Skillv1.0.3

ClawScan security

hermes multiagent skill · ClawHub's context-aware review of the artifact, metadata, and declared behavior.

BenignApr 17, 2026, 7:42 AM

Verdict: benign
Confidence: high
Model: gpt-5-mini
Summary: The package implements a local Python in-process pub/sub router and a sessions_spawn integration that matches the skill's stated purpose; requirements and behavior are coherent with the description.
Guidance: This package is a local, in-memory pub/sub router and the code matches the documentation. Before installing consider: (1) handlers you register will be executed on background threads—ensure they are thread-safe and do not run untrusted code; (2) the router keeps an in-memory message pool (default pool_max 1000) and pending task map — a flood of messages or very large payloads could exhaust memory or cause delays; (3) the sessions_spawn integration assumes an external sessions_spawn API is available — confirm that integration point and its trust boundary; (4) the skill does not perform network calls or store credentials by itself, but if you pass external callbacks or integrate with remote session managers those components may introduce network I/O or require credentials. As usual, review and run in a restricted environment before trusting with sensitive data.

Purpose & Capability: okName/description describe a multi-agent, high-concurrency message router; included Python modules implement HermesRouter, HermesAgent, and a sessions_spawn integration.
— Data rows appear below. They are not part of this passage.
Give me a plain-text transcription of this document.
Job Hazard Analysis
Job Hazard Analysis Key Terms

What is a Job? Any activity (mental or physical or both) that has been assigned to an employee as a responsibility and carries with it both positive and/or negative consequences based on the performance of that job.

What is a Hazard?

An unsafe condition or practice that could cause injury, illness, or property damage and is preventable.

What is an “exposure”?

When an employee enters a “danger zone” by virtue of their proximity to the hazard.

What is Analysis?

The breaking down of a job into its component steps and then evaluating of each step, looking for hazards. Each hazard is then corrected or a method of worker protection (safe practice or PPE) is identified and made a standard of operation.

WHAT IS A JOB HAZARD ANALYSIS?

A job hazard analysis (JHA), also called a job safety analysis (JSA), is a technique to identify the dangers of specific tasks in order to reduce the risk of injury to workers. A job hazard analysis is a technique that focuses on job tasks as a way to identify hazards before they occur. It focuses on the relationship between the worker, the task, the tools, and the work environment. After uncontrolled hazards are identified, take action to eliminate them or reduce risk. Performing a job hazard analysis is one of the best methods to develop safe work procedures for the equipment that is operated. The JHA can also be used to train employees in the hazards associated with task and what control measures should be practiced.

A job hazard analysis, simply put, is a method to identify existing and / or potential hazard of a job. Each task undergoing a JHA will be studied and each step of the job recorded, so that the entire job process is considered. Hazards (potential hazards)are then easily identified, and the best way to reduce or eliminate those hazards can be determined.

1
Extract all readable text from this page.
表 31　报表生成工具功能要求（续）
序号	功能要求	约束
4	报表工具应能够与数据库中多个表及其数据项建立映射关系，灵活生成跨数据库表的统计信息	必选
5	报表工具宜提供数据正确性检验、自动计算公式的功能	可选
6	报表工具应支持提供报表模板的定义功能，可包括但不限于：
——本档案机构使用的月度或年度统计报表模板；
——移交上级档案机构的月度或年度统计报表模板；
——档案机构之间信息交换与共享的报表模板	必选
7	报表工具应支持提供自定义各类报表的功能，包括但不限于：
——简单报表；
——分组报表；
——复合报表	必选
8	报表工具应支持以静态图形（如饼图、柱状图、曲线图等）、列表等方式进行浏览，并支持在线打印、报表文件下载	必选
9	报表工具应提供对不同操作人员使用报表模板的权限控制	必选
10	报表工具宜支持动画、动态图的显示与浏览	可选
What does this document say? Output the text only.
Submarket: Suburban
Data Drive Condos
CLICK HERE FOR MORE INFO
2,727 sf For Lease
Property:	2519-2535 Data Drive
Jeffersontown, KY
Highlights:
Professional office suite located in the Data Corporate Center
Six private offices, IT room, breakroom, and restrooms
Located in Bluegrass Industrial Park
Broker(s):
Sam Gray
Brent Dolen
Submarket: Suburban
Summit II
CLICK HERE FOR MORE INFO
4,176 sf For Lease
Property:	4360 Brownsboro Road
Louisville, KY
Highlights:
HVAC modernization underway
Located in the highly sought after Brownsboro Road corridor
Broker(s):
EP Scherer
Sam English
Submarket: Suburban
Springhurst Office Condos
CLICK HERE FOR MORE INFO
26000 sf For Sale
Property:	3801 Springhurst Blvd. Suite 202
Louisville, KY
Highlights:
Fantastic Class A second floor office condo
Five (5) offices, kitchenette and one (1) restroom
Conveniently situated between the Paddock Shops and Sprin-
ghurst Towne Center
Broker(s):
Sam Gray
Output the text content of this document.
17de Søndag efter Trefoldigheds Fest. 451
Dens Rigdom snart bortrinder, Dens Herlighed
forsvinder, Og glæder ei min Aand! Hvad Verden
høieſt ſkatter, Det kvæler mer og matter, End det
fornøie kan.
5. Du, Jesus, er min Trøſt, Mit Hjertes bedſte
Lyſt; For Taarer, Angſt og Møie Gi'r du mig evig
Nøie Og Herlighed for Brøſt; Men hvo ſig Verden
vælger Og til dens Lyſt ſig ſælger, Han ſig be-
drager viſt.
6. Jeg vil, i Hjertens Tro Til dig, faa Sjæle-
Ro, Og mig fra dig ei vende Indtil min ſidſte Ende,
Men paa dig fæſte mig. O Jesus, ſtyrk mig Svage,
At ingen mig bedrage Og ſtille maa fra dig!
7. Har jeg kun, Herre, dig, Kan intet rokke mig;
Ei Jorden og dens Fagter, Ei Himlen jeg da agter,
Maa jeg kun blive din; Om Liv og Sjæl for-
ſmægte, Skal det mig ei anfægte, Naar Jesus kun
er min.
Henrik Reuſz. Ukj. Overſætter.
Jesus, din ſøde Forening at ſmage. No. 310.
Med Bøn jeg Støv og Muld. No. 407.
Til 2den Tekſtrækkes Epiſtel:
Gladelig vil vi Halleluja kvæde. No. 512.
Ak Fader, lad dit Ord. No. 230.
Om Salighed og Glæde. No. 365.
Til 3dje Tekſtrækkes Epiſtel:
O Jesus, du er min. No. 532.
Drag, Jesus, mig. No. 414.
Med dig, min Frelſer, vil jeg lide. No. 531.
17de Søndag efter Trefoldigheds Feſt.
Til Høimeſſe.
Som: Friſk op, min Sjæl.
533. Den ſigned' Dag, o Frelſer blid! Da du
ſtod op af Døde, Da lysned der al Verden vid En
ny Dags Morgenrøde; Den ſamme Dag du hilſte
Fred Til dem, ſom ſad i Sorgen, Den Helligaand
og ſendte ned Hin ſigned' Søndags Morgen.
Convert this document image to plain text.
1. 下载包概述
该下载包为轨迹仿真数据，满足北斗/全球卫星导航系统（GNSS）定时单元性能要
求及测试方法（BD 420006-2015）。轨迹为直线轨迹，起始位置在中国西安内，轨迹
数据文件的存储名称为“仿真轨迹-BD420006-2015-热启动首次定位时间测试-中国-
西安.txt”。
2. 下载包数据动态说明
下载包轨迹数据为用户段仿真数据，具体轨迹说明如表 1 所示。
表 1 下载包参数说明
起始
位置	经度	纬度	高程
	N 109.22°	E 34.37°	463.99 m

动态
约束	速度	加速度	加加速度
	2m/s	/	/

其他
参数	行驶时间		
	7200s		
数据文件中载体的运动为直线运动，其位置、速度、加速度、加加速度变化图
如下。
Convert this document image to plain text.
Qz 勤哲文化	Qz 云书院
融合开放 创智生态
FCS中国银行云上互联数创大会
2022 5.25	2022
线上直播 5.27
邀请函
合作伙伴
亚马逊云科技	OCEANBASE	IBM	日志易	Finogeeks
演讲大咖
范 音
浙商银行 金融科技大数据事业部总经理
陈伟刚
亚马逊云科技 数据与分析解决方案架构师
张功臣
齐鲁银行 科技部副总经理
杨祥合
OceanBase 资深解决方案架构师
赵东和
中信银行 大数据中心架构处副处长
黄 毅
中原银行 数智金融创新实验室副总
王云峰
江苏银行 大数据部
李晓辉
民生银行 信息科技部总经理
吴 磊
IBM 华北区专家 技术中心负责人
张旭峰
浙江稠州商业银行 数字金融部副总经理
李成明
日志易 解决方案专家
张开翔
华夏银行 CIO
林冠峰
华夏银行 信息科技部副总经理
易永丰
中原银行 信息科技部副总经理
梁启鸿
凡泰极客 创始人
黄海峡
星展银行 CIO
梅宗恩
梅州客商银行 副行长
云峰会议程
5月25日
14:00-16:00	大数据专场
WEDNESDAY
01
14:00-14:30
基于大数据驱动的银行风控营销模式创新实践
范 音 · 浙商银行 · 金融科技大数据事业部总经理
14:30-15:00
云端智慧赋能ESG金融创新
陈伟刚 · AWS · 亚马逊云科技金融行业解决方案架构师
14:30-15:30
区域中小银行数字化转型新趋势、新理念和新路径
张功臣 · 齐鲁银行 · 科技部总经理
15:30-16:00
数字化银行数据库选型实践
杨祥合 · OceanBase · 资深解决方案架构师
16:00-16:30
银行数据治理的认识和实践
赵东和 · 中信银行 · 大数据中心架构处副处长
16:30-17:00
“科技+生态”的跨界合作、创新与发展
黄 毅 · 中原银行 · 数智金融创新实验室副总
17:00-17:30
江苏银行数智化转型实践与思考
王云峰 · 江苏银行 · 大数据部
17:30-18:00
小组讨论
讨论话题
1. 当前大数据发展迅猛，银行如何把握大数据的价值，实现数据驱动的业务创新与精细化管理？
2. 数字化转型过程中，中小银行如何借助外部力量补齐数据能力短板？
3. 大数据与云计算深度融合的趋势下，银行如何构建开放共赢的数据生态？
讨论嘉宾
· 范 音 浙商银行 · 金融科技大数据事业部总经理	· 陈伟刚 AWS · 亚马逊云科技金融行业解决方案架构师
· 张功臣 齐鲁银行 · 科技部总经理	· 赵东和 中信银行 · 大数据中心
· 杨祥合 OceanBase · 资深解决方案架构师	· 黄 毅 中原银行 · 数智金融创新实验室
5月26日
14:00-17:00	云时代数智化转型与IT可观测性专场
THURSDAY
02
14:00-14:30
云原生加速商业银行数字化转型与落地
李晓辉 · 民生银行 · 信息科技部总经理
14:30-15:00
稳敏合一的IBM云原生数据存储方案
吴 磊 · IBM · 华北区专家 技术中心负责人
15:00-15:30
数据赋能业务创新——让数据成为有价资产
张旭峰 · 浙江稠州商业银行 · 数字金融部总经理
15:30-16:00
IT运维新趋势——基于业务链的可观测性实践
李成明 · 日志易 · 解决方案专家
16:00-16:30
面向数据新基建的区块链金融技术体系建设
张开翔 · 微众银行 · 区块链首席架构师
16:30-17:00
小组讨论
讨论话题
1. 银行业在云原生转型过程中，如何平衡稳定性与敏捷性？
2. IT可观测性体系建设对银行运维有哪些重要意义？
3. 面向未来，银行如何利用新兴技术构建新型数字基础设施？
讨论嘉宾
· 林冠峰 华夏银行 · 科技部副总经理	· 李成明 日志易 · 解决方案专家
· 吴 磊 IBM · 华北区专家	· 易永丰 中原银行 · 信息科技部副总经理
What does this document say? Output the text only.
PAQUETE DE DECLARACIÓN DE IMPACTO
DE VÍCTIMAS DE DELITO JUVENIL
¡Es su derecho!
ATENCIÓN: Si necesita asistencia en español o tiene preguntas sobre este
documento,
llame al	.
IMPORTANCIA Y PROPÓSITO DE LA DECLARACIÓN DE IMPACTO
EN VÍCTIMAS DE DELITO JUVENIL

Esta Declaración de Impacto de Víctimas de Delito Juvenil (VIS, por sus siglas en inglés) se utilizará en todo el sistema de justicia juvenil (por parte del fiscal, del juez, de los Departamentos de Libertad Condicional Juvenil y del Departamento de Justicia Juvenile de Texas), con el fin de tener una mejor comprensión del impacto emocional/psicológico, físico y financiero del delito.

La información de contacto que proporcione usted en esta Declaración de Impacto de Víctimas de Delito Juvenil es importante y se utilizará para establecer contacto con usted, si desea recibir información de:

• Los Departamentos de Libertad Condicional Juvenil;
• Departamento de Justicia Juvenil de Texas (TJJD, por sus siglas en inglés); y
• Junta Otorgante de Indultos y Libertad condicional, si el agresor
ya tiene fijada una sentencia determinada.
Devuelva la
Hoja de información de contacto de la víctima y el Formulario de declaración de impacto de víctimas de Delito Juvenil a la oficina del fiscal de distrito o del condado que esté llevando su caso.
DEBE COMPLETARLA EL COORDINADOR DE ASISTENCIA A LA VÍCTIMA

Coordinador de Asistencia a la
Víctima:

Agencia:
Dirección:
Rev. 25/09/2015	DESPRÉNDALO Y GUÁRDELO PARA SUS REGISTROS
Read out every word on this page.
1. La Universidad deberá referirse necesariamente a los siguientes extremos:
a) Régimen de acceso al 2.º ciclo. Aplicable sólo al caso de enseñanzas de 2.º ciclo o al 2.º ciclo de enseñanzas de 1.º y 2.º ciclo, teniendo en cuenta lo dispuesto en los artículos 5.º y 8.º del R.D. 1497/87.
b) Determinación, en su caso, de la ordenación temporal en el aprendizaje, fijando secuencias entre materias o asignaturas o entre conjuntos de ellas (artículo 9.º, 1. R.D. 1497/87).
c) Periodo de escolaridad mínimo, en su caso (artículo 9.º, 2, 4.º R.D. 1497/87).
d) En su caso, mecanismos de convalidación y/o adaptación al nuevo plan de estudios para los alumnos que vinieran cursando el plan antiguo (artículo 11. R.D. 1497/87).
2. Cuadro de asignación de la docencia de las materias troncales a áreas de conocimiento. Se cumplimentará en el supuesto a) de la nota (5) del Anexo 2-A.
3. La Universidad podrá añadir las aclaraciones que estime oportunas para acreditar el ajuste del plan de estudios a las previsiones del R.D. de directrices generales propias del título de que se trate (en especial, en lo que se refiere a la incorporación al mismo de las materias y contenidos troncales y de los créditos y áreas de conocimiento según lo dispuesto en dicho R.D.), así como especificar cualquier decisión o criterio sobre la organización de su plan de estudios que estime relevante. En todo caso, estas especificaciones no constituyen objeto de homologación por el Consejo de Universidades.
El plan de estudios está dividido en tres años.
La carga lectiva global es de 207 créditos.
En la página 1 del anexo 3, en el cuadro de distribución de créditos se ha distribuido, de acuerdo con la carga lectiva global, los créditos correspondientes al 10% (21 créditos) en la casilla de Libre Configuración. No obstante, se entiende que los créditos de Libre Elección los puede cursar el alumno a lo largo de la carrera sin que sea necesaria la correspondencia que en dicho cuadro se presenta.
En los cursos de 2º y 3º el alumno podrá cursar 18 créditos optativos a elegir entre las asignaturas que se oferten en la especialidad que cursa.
No unrelated credentials, binaries, or downloads are requested.
Instruction Scope: noteSKILL.md documents only local API usage and sessions_spawn integration. It does require an external sessions_spawn API to exist for the optional integration; otherwise the HermesRouter/HermesAgent APIs operate locally. The instructions do not ask the agent to read files, env vars, or contact external network endpoints by default.
Install Mechanism: okThere is no external install spec or network download; the skill is an instruction+source bundle. All code is included in the package and uses only the Python standard library.
Credentials: okThe skill declares no required environment variables or external credentials and the code does not access environment secrets. No disproportionate credential/system access is requested.
Persistence & Privilege: okalways is false and the skill does not request persistent platform privileges or modify other skills' configuration. It keeps in-memory state only and exposes lifecycle methods to register/unregister agents.